South Korea’s Financial Intelligence Unit (FIU) uncovered between 500,000 and 600,000 potential violations of customer verification rules during a license review for Upbit. Questions also arise about possible ties to money laundering.
Details of the FIU Investigation
Since starting the investigation in August, inspectors have found accounts registered with blurry or improperly submitted documents. Critical information, such as names and registration numbers, was often too unclear for verification. This violation could point to potential money laundering risks.
Potential Consequences for Upbit
If violations are confirmed, Upbit faces significant fines. Under South Korea’s Special Financial Transaction Information Act, KYC rule violations can carry penalties of up to 100 million won per case, potentially resulting in total fines reaching tens of billions of won.
KYC Compliance Requirements and Money Laundering Risks
South Korean laws require cryptocurrency users to undergo strict KYC checks before trading. The requirements include submitting valid identification documents.
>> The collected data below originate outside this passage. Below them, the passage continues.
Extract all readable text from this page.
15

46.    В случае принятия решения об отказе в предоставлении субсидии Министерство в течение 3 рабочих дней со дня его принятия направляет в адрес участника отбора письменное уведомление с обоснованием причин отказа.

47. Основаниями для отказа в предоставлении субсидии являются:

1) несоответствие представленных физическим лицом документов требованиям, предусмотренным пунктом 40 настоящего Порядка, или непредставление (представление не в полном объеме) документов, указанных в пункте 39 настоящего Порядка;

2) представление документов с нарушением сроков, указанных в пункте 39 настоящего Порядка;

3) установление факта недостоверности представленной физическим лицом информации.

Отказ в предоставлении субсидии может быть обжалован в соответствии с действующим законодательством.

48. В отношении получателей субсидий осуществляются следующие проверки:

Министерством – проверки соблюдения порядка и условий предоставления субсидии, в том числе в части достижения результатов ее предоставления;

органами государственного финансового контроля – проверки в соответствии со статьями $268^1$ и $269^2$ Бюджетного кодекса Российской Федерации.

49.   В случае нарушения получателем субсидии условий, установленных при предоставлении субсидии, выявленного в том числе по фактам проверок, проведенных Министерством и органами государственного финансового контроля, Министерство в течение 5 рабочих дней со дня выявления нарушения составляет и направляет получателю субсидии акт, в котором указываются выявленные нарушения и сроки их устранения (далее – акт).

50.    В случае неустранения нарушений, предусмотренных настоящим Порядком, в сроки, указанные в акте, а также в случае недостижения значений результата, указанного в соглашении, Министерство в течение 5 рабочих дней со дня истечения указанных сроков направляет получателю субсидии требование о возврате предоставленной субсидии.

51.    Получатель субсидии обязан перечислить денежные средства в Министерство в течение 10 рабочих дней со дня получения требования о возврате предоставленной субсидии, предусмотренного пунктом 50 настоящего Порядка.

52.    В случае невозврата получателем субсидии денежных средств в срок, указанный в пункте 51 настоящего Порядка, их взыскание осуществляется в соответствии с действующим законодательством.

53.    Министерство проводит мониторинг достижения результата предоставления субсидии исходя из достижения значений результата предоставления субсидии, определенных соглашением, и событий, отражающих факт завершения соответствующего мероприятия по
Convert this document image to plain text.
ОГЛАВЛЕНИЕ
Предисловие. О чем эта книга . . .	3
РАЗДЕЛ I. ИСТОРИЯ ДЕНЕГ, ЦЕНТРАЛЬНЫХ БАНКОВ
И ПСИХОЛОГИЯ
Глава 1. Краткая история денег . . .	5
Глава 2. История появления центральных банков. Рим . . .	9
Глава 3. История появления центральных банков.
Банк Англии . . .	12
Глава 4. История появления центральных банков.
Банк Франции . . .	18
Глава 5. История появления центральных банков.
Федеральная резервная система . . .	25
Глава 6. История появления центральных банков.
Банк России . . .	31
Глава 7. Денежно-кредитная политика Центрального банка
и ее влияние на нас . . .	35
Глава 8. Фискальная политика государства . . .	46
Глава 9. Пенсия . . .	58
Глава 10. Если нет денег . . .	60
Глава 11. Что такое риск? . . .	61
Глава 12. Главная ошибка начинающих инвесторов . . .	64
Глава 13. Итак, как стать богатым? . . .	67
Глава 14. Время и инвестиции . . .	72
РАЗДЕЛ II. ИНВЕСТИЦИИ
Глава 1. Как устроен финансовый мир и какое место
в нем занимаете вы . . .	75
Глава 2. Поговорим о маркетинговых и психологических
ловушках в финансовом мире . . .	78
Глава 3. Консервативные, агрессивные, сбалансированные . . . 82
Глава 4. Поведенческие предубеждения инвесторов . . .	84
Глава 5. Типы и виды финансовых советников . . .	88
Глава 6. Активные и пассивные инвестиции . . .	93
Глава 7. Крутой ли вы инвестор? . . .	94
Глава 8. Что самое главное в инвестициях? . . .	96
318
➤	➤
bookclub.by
However, the discovered violations question the effectiveness of Upbit's verification system, with regulators now faced with determining how many of these accounts might be used for illegal purposes.
The FIU investigation casts a shadow over Upbit's license renewal process, placing the exchange at the center of a scandal with potential criminal implications. Clarity in this situation will be necessary for regulators and customers alike.